It's fantastic that interest in social media is so high, but I'm alarmed at the number of brands and agencies that are ready to jump into social media to take "advantage" of audience concentration in Facebook, Twitter, and other fast-growth outposts. What's lacking in most social media programs is an actual strategy. If you don't know precisely why you're in social media, with whom you want to engage, and how you're going to measure success, you're not ready to start.
I use a 7-step Social Media Strategy Worksheet to create a framework that governs what the initiative aims to accomplish. (You can download the Social Media Strategy Workshop as a PDF here, and use it as much as you like, with attribution).
Step One: Describe the Business
Sounds basic, but if you can't describe the precise value proposition of the brand in a sentence (without a bunch of mission statement crap-ola), you need to figure that out first.
Step Two: Business Goal
Trying to do too much in social media muddles your message and confuses your fans.
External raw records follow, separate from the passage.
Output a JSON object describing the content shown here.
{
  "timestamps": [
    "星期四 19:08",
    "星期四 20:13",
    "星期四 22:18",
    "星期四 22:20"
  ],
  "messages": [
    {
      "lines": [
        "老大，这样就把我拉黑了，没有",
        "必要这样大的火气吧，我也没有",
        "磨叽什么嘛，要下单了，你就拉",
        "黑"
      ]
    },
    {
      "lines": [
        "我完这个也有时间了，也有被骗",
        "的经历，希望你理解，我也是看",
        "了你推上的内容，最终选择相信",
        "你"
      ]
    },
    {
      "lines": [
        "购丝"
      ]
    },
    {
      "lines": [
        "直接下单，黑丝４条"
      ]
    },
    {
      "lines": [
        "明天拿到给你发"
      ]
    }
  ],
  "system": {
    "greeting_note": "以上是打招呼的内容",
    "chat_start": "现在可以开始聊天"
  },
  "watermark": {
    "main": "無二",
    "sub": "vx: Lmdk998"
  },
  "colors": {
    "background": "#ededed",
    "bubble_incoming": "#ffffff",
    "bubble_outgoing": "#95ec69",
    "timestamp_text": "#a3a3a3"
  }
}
You can focus on one goal for a while, and then change objectives later, but don't try to tackle multiple goals simultaneously. There are only 3 realistic business goals for a social media effort. So pick one of these.
- Brand Ethusiasm. Turning customers into fans, driving repeat purchases.
- Sales. Using social media to create first-time customers or to introduce your brand.
- Loyalty. Decreasing customer churn, improving customer service.
Step Three: Where Is the Audience Cyclically?
Huge segments of your customers and prospects have wholly different relationships with your brand. Some have never heard of you. Others are raving fans. Which are you trying to reach in this program? You need to be specific here because what your target audience already knows about you dictates what you can credibly have a conversation about in social media. Pick no more than two of these:
- Awareness. They've maybe heard of you, vaguely.
- Interest. They've heard of you and maybe have visited a Web site. No purchases.
- Action. They've made a single purchase.
- Advocacy. They are fans of the brand. Frequent purchases, tell their friends, etc.
Step 4: How Does the Audience Use Social Media?
Rolling out a social media program that features a customer photo contest is going to fail spectacularly if your audience isn't prone to content creation. Using the Forrester Social Technographics Ladder, determine how your audience behaves within social media. You may have to guess on this one a bit, but better yet how about surveying your customers via email and ASKING THEM how they use social media? Pick one or two from among these: Creators, Critics, Collectors, Joiners, Spectators
Step 5: The One Thing
To be successful in social media, you need to distill your brand into the one thing that's truly interesting, and in most cases it's not product related. Figure out your one thing, and bring it to life in social media. Social media may be word of mouth on steroids (says Gary Vaynerchuk), but if you don't give people something intriguing to talk about, they'll never open their mouths.
Step 6: How Will You Humanize the Brand
Why do consumers love social media? Because it puts them on a more equal footing with brands that have been historically shrouded, impersonal and aloof. If your social media strategy doesn't put a literal or figurative face on your brand in one or many ways, you're missing the point.
Step 7: How Will You Measure Success?
Pick three metrics that matter to your company, and measure them consistently and well. Ideally, establish a baseline before your social media program starts. If your business goal is loyalty, you can measure true ROI by focusing on churn metrics. For brand enthusiasm, you can focus on repeat purchases. If you want to get more granular, there are dozens of potential success metrics like share of voice in social media, blog posts and tweets, comments, fans/friends in your social media outposts, etc. I'll leave those details for another post or experts like KD Paine, but please pick only 3 success metrics. Nobody wants a 27-item results report or dashboard.